I think you are a born pedagogue.
Lots of thanks.
Miguel Oyarzun
@Miguel-O-Matic
@rlabbe I just started working through the Jupyter notebooks. Your intuitive approach to the subject matter is very refreshing. I do have a question/observation about the material in Chapter 3... I find the discussion of the product vs sum of "Gaussians" a bit confusing. It seems that you are discussing the sum of Gaussian random "variables" and the product of Gaussian probability "distributions". The sum of two independent Gaussian random variables is also Gaussian-distributed. The product of two Gaussian random variables is not, in general, Gaussian-distributed.
Miguel Oyarzun
@Miguel-O-Matic

@rlabbe I just started working through the Jupyter notebooks. Your intuitive approach to the subject matter is very refreshing. I do have a question/observation about the material in Chapter 3... I find the discussion of the product vs sum of "Gaussians" a bit confusing. It seems that you are discussing the sum of Gaussian random "variables" and the product of Gaussian probability "distributions". The sum of two independent Gaussian random variables is also Gaussian-distributed. The product of two Gaussian random variables is not, in general, Gaussian-distributed.
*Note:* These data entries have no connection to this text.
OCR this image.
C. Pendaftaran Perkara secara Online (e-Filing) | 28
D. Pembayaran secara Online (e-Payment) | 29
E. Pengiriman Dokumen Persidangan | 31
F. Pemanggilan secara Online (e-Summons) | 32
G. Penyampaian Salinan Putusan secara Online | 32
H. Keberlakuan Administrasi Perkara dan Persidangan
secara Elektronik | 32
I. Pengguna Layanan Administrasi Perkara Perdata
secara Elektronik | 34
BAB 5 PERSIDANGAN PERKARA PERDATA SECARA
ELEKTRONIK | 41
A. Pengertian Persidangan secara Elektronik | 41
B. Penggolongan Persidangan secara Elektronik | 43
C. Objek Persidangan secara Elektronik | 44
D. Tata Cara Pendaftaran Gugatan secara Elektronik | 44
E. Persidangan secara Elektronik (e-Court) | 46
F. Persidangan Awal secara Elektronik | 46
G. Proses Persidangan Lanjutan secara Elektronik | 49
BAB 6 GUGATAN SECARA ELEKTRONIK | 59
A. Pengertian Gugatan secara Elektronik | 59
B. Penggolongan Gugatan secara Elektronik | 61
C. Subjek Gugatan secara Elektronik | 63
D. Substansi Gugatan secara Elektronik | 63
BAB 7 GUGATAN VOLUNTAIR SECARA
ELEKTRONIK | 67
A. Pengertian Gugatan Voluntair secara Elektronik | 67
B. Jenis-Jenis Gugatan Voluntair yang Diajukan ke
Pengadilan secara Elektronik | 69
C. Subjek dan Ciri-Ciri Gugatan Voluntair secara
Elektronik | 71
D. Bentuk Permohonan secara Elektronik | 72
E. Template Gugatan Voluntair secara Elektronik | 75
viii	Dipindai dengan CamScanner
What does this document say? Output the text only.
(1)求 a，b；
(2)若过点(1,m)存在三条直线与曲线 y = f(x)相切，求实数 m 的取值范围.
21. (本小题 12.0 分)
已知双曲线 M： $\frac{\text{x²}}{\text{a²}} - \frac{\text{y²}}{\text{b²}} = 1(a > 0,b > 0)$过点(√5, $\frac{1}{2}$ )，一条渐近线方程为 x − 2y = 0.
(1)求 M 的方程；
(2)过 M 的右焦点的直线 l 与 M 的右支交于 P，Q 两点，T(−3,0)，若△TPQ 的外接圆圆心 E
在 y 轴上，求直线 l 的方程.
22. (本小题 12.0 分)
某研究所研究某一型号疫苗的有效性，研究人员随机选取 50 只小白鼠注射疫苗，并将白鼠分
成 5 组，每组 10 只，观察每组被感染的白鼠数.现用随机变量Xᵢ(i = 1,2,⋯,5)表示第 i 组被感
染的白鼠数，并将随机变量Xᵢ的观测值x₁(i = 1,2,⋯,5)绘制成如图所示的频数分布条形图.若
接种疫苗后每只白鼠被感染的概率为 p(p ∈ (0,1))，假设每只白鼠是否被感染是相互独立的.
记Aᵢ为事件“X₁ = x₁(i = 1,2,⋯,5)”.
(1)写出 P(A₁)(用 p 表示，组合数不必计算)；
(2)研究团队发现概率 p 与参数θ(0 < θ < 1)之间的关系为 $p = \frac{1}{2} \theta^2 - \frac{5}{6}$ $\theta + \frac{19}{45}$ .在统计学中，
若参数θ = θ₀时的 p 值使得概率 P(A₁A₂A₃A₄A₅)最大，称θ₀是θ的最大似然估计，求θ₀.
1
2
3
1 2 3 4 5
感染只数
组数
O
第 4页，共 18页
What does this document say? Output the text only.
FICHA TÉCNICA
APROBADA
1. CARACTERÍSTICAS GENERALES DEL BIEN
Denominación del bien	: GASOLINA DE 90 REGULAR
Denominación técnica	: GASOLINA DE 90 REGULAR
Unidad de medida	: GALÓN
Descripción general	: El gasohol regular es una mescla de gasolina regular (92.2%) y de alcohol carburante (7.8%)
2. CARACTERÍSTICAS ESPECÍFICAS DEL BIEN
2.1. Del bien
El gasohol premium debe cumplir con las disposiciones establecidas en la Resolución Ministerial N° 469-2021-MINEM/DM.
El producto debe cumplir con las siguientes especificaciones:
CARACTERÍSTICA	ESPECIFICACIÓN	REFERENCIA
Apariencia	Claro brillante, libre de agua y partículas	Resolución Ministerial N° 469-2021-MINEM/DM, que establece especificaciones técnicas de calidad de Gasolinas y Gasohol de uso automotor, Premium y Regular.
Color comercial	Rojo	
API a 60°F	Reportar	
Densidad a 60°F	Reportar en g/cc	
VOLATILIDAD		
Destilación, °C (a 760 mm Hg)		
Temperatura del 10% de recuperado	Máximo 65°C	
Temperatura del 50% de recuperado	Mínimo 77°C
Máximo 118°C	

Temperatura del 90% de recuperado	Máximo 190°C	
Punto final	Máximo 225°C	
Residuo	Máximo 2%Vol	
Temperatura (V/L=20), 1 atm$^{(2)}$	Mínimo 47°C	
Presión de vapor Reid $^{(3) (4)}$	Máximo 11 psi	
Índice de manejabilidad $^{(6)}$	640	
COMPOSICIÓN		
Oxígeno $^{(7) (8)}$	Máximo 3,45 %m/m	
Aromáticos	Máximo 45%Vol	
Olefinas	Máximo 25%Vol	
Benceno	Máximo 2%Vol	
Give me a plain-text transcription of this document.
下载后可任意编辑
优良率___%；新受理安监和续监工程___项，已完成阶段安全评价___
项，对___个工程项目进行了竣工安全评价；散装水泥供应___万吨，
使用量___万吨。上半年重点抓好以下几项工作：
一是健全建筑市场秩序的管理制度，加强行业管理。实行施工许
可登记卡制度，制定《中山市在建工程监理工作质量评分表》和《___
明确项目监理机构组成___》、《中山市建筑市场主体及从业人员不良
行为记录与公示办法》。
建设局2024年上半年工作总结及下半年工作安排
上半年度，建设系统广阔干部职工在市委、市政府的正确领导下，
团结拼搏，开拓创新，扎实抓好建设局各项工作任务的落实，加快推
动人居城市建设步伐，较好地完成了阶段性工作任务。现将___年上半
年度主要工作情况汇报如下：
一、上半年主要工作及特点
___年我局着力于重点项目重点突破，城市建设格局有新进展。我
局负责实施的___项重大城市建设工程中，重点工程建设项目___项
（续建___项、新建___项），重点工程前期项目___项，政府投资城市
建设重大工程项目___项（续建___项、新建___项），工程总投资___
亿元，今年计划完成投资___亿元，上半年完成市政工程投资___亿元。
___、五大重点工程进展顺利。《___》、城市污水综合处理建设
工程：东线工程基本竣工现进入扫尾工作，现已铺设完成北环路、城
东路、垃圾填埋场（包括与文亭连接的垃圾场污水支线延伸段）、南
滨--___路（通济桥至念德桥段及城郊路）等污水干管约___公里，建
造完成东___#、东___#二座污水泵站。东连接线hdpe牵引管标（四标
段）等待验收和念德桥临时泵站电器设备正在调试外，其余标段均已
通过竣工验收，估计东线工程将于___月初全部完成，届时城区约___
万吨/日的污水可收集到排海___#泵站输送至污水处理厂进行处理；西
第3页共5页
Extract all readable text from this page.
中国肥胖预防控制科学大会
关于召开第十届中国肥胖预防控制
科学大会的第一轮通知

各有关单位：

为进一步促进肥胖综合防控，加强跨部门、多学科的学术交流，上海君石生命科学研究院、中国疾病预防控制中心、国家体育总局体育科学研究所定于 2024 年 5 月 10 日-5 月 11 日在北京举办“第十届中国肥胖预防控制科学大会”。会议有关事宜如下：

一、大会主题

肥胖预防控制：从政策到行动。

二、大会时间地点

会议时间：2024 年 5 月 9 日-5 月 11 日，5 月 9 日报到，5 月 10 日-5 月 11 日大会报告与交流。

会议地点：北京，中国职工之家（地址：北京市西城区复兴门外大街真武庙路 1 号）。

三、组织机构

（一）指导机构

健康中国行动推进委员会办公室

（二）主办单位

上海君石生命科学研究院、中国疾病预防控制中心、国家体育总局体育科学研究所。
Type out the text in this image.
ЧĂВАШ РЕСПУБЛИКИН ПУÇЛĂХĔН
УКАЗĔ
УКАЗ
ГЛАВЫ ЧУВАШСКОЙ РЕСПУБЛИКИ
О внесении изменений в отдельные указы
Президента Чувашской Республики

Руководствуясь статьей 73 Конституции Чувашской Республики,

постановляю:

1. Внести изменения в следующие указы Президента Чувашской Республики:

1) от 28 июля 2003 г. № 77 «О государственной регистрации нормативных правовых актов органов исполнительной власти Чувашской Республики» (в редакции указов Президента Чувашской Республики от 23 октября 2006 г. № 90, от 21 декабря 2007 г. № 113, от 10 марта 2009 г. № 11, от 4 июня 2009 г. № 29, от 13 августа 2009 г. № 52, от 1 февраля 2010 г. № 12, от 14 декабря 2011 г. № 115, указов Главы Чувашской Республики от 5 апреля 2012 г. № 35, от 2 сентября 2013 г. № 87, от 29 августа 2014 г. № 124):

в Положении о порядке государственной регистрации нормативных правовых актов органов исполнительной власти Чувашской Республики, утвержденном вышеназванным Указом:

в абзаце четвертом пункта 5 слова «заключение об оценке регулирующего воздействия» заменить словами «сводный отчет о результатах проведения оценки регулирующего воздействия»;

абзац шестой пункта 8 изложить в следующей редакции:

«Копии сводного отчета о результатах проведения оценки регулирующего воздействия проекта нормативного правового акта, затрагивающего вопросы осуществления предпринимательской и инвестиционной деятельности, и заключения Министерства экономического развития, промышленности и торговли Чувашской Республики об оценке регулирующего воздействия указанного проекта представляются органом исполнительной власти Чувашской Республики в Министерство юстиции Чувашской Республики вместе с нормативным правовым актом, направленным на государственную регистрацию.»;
Having now made it through Chapter 4... I think the source of the confusion is that, in both cases, we are really talking about operations on Gaussian "distributions" rather than random "variables" . The mathematical operation involved in the "prediction" step is really a convolution, rather than a sum, of Gaussian "distributions", which can be shown to be a Gaussian "distribution" with mean and variance as described in Chapter 3. At least, that's what I think after reading Chapter 4... Looking forward to further enlightenment in the upcoming chapters... :-)

han-so1omon
@han-so1omon
Thank you for writing this book. I hope it is valuable to students, as I wish that I had it when I was a student.